The Mercy is a glossy, prestige drama with awards aspirations (which are not unwarranted). Crowhurst — written (with Andy Briggs) and directed by Simon Rumley — isn’t so much an arthouse take as one more akin to the British equivalent of grindhouse: 70s horror, a little bit psychedelic, a little bit queasy, a little bit experimental, a lot existential. The film takes place almost entirely on Crowhurst’s trimaran boat, the Teignmouth Electron, at sea, though the tone is set by a scene on land, when Crowhurst (an electrifying Justin Salinger: Everest, Robot Overlords) hesitates in signing the contract with his business partner that puts him on the hook for more money than he could ever pay back, should he fail to complete the race. In the otherwise quiet room, a clock ticks, loud and aggressive, a pestering metronome of pressure.

“Earth calling Donald... No, wait, I’m Donald.”
“Earth calling Donald… No, wait, I’m Donald.”
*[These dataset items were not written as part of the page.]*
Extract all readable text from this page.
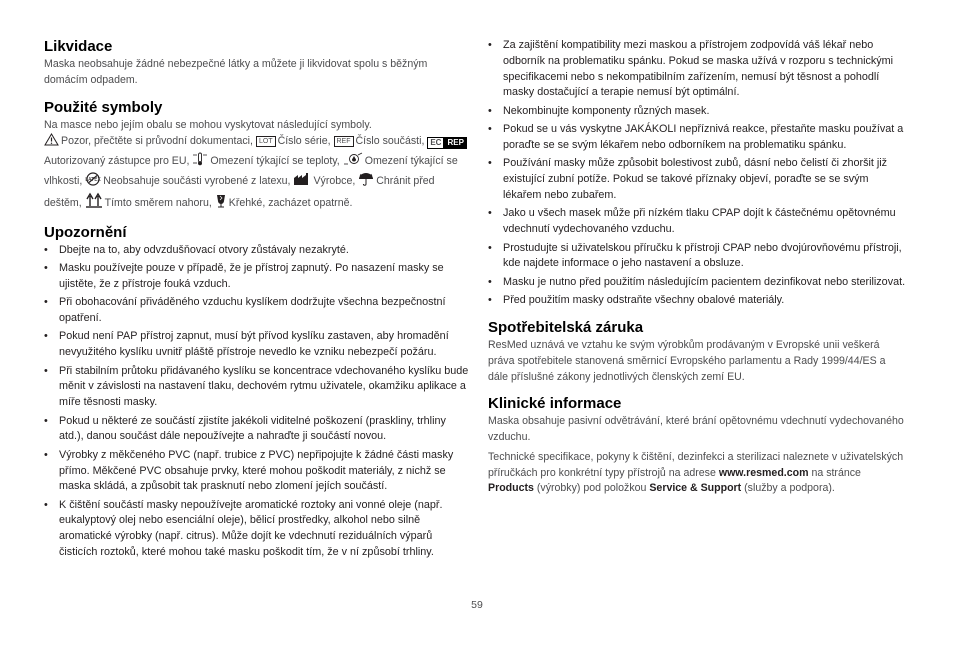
Likvidace

Maska neobsahuje žádné nebezpečné látky a můžete ji likvidovat spolu s běžným domácím odpadem.

Použité symboly

Na masce nebo jejím obalu se mohou vyskytovat následující symboly.

Pozor, přečtěte si průvodní dokumentaci, LOT Číslo série, REF Číslo součásti, EC REP
Autorizovaný zástupce pro EU, Omezení týkající se teploty, Omezení týkající se vlhkosti, LATEX Neobsahuje součásti vyrobené z latexu, Výrobce, Chránit před deštěm, Tímto směrem nahoru, Křehké, zacházet opatrně.

Upozornění
• Dbejte na to, aby odvzdušňovací otvory zůstávaly nezakryté.
• Masku používejte pouze v případě, že je přístroj zapnutý. Po nasazení masky se ujistěte, že z přístroje fouká vzduch.
• Při obohacování přiváděného vzduchu kyslíkem dodržujte všechna bezpečnostní opatření.
• Pokud není PAP přístroj zapnut, musí být přívod kyslíku zastaven, aby hromadění nevyužitého kyslíku uvnitř pláště přístroje nevedlo ke vzniku nebezpečí požáru.
• Při stabilním průtoku přidávaného kyslíku se koncentrace vdechovaného kyslíku bude měnit v závislosti na nastavení tlaku, dechovém rytmu uživatele, okamžiku aplikace a míře těsnosti masky.
• Pokud u některé ze součástí zjistíte jakékoli viditelné poškození (praskliny, trhliny atd.), danou součást dále nepoužívejte a nahraďte ji součástí novou.
• Výrobky z měkčeného PVC (např. trubice z PVC) nepřipojujte k žádné části masky přímo. Měkčené PVC obsahuje prvky, které mohou poškodit materiály, z nichž se maska skládá, a způsobit tak prasknutí nebo zlomení jejích součástí.
• K čištění součástí masky nepoužívejte aromatické roztoky ani vonné oleje (např. eukalyptový olej nebo esenciální oleje), bělicí prostředky, alkohol nebo silně aromatické výrobky (např. citrus). Může dojít ke vdechnutí reziduálních výparů čisticích roztoků, které mohou také masku poškodit tím, že v ní způsobí trhliny.
• Za zajištění kompatibility mezi maskou a přístrojem zodpovídá váš lékař nebo odborník na problematiku spánku. Pokud se maska užívá v rozporu s technickými specifikacemi nebo s nekompatibilním zařízením, nemusí být těsnost a pohodlí masky dostačující a terapie nemusí být optimální.
• Nekombinujte komponenty různých masek.
• Pokud se u vás vyskytne JAKÁKOLI nepříznivá reakce, přestaňte masku používat a poraďte se se svým lékařem nebo odborníkem na problematiku spánku.
• Používání masky může způsobit bolestivost zubů, dásní nebo čelistí či zhoršit již existující zubní potíže. Pokud se takové příznaky objeví, poraďte se se svým lékařem nebo zubařem.
• Jako u všech masek může při nízkém tlaku CPAP dojít k částečnému opětovnému vdechnutí vydechovaného vzduchu.
• Prostudujte si uživatelskou příručku k přístroji CPAP nebo dvojúrovňovému přístroji, kde najdete informace o jeho nastavení a obsluze.
• Masku je nutno před použitím následujícím pacientem dezinfikovat nebo sterilizovat.
• Před použitím masky odstraňte všechny obalové materiály.
Spotřebitelská záruka

ResMed uznává ve vztahu ke svým výrobkům prodávaným v Evropské unii veškerá práva spotřebitele stanovená směrnicí Evropského parlamentu a Rady 1999/44/ES a dále příslušné zákony jednotlivých členských zemí EU.

Klinické informace

Maska obsahuje pasivní odvětrávání, které brání opětovnému vdechnutí vydechovaného vzduchu.

Technické specifikace, pokyny k čištění, dezinfekci a sterilizaci naleznete v uživatelských příručkách pro konkrétní typy přístrojů na adrese www.resmed.com na stránce Products (výrobky) pod položkou Service & Support (služby a podpora).

59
At sea, the monotony of quiet, lonely routine — which Rumley presents with a kind of hushed dread all its own — soon gives way to eerie, almost stream-of-consciousness horror as the poorly constructed and unfinished Electron begins to fall apart in the middle of the ocean, and as Crowhurst’s mind begins to unravel with the impossible audacity of what he has attempted, and what he stands to lose. Recurring motifs of English patriotic songs sung by Crowhurst’s family — in his imagination, perhaps, or twisted memories of how they sung him off to sea — feel like irresistible self-bullying: Don’t you dare let the side down! Recurring nightmares of fish flapping around him in his bunk, gasping for air, dying, are like a funhouse distortion of his own struggle to right himself, to find a way out of this mess of his own making. The washed-out 70s-home-movie vibe of the film (not represented in the images here, or, weirdly, in any of the studio-supplied stills) renders Crowhurst’s descent into madness as something spied-upon and therefore true… even though much speculation is involved.

Crowhurst is a jarring, visceral experience… but not much more than that. It’s too intimate, perhaps, too inward-looking, to offer the larger context that a real story with historical import and modern relevance could demand. But then, we have The Mercy for that.